Sunday, February 13, 2011

Coconut Root Soup


Ingredients:
2 Potatoes
1 lg Carrot
1 sm Rutabaga
1 Celery stalk
1 Onion
1/4 c Peppers (spicy peppers to add kick)or 1 tsp Cayenne pepper
4 Garlic clove
1/2 inch Ginger, fresh
3 Thyme sprigs
1 Bay leaf (optional)
1 can Coconut Milk (half can works too)
1 Tbs Miso (use veggie stock if have no miso
Water

Directions:
1. Cut all veggies the same size. Cut off the skin of ginger & peel garlic, leave these whole.
2. Saute med-high onions, peppers, garlic for 3 min.
3. Add the rest of the ingredients. Fill the pot with water to cover over at least an inch above veggies.
4. Bring to boil. Reduce to med-low. Cook for 1 hour.
5. Take out bay leaf, thyme sprig twigs, ginger, and garlic(unless you like it whole)

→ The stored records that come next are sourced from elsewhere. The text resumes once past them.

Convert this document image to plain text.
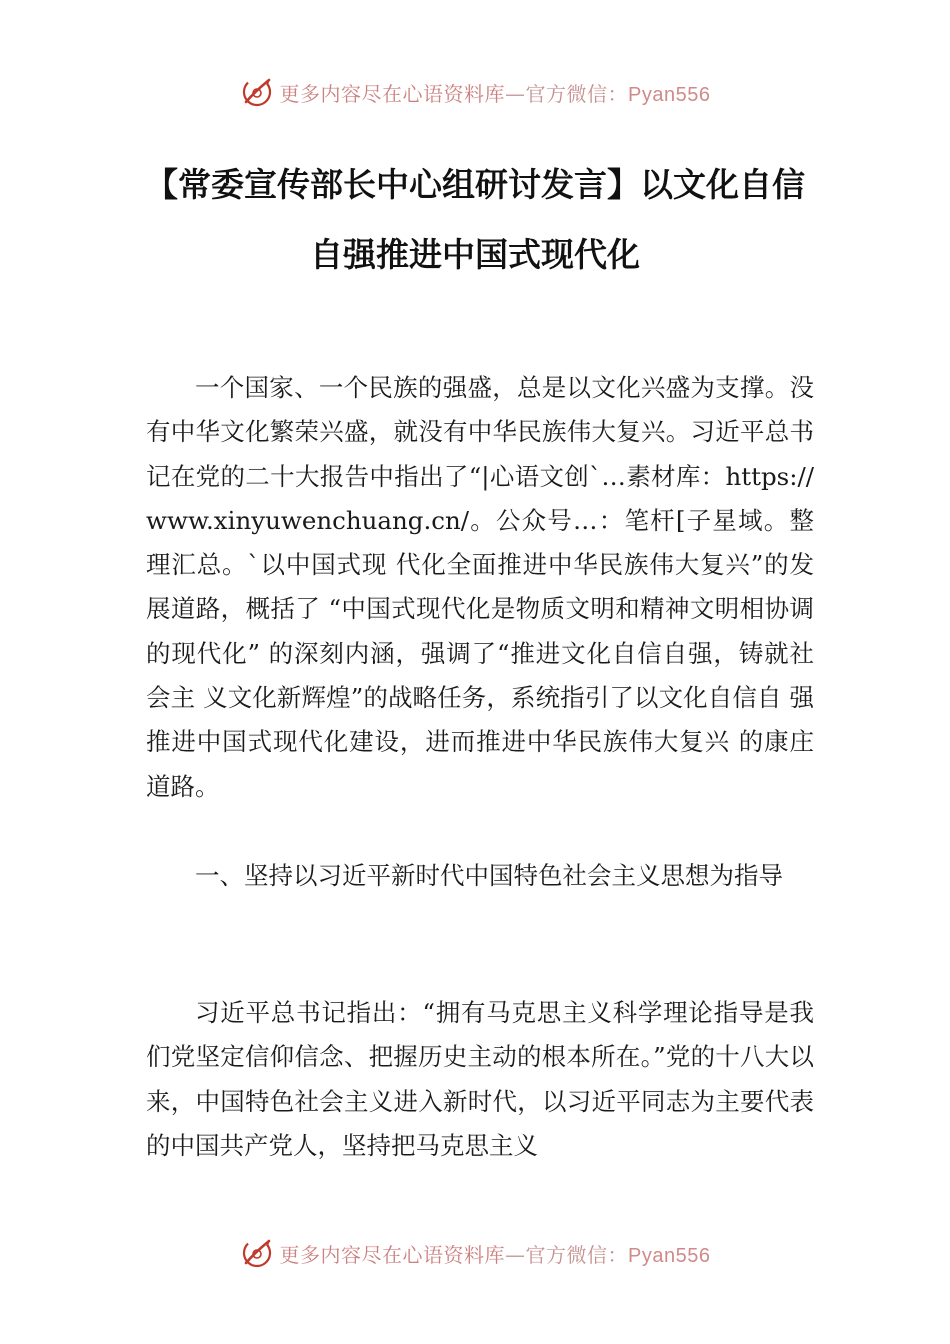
更多内容尽在心语资料库—官方微信：Pyan556
【常委宣传部长中心组研讨发言】以文化自信自强推进中国式现代化

一个国家、一个民族的强盛，总是以文化兴盛为支撑。没有中华文化繁荣兴盛，就没有中华民族伟大复兴。习近平总书记在党的二十大报告中指出了“|心语文创`…素材库：https://www.xinyuwenchuang.cn/。公众号…：笔杆[子星域。整理汇总。`以中国式现 代化全面推进中华民族伟大复兴”的发展道路，概括了 “中国式现代化是物质文明和精神文明相协调的现代化” 的深刻内涵，强调了“推进文化自信自强，铸就社会主 义文化新辉煌”的战略任务，系统指引了以文化自信自 强推进中国式现代化建设，进而推进中华民族伟大复兴 的康庄道路。

一、坚持以习近平新时代中国特色社会主义思想为指导

习近平总书记指出：“拥有马克思主义科学理论指导是我们党坚定信仰信念、把握历史主动的根本所在。”党的十八大以来，中国特色社会主义进入新时代，以习近平同志为主要代表的中国共产党人，坚持把马克思主义

更多内容尽在心语资料库—官方微信：Pyan556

Health Benefits of Rutabaga:
Regular consumption increases milk production capacity, stamina and digestion.
Excellent source of vitamin C, helps in reducing wheezing in asthma patients.
Reduce the risk of cataract formation and support the structure of capillaries.
Excellent source of potassium, helps in decreasing stroke mortality & lower high blood pressure.
Recommended for people with problems of constipation.

Nutrition of Rutabaga:
Rutabaga is a nutritious vegetable that is rich in vitamins, minerals and other beneficial compounds. 100 grams of boiled rutabaga (without salt) contains around 9 grams of carbohydrates, 20 mg sodium, 6 grams of sugar, 1 gram protein and 2 grams of dietary fiber. Rutabaga calories for the above said quantity is around 40.

History of Rutabaga:
The first known printed reference to the rutabaga comes from the Swiss botanist Gaspard Bauhin in 1620, where he notes that it was growing wild in Sweden. It is often considered to have originated from Scandinavia or Russia.[3] It is said to have been widely introduced to England around the end of the 18th century, but it was recorded as being present in the royal gardens in England as early as 1669 and was described in France in 1700.